Cheesy Jalapeño Sourdough
Spicy kick meets melty cheese for bold flavor lovers. Ingredients: 100g starter, 350g water, 500g flour, 10g salt, 150g shredded cheddar, 2 diced jalapeños. Add cheese/peppers post-autolyse, bulk 7-9 hours, shape, proof 4 hours, bake 425°F Dutch oven 40 minutes (add cheese top last 10 min). Protein from cheese satisfies hunger; fermentation aids lactose digestion.
Party pleaser with customizable heat—beginner-friendly thrill.

Pumpkin Spice Sourdough
Autumnal warmth with pumpkin puree for moist, spiced bread. Ingredients: 100g starter, 250g water + 100g pumpkin puree, 500g flour, 10g salt, 2 tsp pumpkin pie spice. Blend wet ingredients, mix dough, bulk 10 hours, shape loaf, proof 4 hours, bake 400°F 45 minutes. Pumpkin adds vitamins A/C for immunity; spice evokes cozy vibes.
Seasonal yet year-round soft crumb that’s super forgiving.

Whole Wheat Sourdough
Nutritious upgrade using hearty whole grains. Ingredients: 100g starter, 350g water, 300g bread flour, 200g whole wheat flour, 10g salt. Autolyse 1 hour, knead lightly, bulk 10-12 hours, shape boule, proof 4-5 hours, bake 450°F 45 minutes. Higher fiber aids weight management and steady energy.
Earthy flavor builds baking skills gradually.
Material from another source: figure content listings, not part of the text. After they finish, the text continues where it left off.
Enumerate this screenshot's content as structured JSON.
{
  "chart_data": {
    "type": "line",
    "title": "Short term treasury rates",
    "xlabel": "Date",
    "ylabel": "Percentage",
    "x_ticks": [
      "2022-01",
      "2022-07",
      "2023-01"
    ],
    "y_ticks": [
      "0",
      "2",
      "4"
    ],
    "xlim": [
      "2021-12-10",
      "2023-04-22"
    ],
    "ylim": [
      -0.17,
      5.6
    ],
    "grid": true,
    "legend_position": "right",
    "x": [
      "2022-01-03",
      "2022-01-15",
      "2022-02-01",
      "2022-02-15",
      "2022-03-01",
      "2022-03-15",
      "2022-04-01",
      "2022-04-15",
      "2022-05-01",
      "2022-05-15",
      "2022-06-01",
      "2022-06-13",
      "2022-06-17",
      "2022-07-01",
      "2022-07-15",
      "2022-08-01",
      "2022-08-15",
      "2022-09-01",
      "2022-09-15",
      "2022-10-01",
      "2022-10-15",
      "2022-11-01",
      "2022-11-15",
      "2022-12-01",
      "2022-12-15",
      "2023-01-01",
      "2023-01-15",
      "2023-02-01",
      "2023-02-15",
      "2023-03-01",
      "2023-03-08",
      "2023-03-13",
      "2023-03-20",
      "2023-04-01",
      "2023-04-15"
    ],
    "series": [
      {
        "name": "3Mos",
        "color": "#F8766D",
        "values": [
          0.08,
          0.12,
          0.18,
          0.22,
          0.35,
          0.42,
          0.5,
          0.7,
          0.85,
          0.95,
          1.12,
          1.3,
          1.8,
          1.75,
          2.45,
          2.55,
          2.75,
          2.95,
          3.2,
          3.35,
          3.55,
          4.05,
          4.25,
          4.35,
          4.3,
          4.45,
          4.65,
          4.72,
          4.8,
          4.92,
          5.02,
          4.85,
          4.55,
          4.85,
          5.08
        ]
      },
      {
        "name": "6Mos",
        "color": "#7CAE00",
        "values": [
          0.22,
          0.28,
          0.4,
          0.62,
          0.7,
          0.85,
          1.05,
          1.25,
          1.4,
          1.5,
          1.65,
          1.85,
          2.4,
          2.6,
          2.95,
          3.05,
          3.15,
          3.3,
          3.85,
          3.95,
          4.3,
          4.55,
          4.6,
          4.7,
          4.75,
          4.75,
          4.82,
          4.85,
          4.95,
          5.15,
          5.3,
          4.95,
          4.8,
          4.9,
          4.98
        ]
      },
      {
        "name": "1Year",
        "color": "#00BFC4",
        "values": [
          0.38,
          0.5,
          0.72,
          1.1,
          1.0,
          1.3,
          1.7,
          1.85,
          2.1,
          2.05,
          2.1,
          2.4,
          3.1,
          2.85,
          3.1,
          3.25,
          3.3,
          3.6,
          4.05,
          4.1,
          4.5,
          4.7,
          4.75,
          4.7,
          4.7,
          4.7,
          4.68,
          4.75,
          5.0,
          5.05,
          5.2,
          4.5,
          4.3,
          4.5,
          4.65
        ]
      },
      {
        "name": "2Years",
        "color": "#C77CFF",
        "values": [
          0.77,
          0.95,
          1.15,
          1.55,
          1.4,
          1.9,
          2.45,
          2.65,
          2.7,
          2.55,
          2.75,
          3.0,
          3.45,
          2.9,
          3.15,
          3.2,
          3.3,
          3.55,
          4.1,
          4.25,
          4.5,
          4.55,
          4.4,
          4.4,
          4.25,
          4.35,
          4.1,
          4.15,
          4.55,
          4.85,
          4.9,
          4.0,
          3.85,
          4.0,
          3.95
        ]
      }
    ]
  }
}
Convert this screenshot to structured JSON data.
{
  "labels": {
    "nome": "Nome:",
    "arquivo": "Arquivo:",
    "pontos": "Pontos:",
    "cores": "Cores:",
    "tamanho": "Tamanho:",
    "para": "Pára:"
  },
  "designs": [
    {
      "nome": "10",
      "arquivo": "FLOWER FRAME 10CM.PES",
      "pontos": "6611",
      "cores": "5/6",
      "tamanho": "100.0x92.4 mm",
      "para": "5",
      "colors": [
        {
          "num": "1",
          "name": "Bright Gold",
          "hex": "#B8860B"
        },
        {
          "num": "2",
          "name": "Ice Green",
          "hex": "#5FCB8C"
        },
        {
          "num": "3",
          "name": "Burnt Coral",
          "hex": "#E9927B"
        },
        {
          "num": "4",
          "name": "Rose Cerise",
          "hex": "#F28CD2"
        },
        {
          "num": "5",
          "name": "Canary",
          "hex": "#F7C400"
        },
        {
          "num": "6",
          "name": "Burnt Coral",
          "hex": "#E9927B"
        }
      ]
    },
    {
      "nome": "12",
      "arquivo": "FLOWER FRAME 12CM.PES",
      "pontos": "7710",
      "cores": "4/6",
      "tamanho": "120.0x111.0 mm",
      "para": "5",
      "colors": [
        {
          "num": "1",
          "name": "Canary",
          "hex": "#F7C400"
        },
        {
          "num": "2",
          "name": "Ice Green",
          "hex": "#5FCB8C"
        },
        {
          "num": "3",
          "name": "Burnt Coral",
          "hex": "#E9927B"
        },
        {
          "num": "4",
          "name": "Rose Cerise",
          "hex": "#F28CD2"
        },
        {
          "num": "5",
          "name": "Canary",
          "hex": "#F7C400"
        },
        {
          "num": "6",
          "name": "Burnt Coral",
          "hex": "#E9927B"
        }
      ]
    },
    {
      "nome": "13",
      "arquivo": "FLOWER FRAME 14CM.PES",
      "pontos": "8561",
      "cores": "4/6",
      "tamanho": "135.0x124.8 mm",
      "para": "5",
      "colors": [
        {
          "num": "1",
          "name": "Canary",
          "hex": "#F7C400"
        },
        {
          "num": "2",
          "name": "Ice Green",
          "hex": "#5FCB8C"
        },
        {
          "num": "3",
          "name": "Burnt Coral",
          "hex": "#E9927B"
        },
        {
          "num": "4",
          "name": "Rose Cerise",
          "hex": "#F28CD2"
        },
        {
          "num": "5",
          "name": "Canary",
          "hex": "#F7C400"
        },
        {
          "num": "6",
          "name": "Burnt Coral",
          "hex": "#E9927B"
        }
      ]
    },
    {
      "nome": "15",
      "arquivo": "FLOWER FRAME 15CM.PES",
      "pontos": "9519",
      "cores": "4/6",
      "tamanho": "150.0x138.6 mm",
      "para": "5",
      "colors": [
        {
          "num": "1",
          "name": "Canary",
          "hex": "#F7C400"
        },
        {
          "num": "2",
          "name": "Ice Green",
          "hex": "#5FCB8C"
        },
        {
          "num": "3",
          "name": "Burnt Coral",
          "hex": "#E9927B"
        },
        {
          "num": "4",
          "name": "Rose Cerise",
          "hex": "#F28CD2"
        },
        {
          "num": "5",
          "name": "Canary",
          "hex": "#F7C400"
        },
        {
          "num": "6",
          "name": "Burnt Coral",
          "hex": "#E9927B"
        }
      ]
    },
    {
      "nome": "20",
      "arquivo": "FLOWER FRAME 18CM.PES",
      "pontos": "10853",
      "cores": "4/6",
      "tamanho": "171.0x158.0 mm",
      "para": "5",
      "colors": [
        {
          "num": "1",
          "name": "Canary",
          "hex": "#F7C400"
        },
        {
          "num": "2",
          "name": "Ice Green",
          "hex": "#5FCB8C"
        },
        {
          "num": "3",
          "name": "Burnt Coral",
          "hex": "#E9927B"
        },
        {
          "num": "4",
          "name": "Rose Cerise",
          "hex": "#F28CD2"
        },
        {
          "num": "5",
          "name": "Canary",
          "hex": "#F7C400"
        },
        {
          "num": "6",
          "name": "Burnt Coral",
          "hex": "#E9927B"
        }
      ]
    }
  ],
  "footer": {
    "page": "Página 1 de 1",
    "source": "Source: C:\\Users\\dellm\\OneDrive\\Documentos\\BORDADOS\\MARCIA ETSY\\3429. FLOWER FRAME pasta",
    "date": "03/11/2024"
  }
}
Overnight Simple Sourdough
Minimal hands-on time for busy schedules. Ingredients: 100g starter, 350g water, 500g flour, 10g salt. Mix evening, fridge bulk overnight (12-16 hours), morning shape/proof 2-3 hours, bake 450°F Dutch oven 40 minutes. Convenience maximizes flavor development via cold ferment.
Proven for beginners—set-it-and-forget-it results.

These 12 recipes prove sourdough doesn’t have to be intimidating—grab your starter, pick one (or all!), and fill your home with that irresistible bakery scent. Your first loaf might not be perfect, but each bake gets better, rewarding you with fresh, nourishing bread that’s worlds apart from the store. Try them this weekend and share your triumphs in the comments!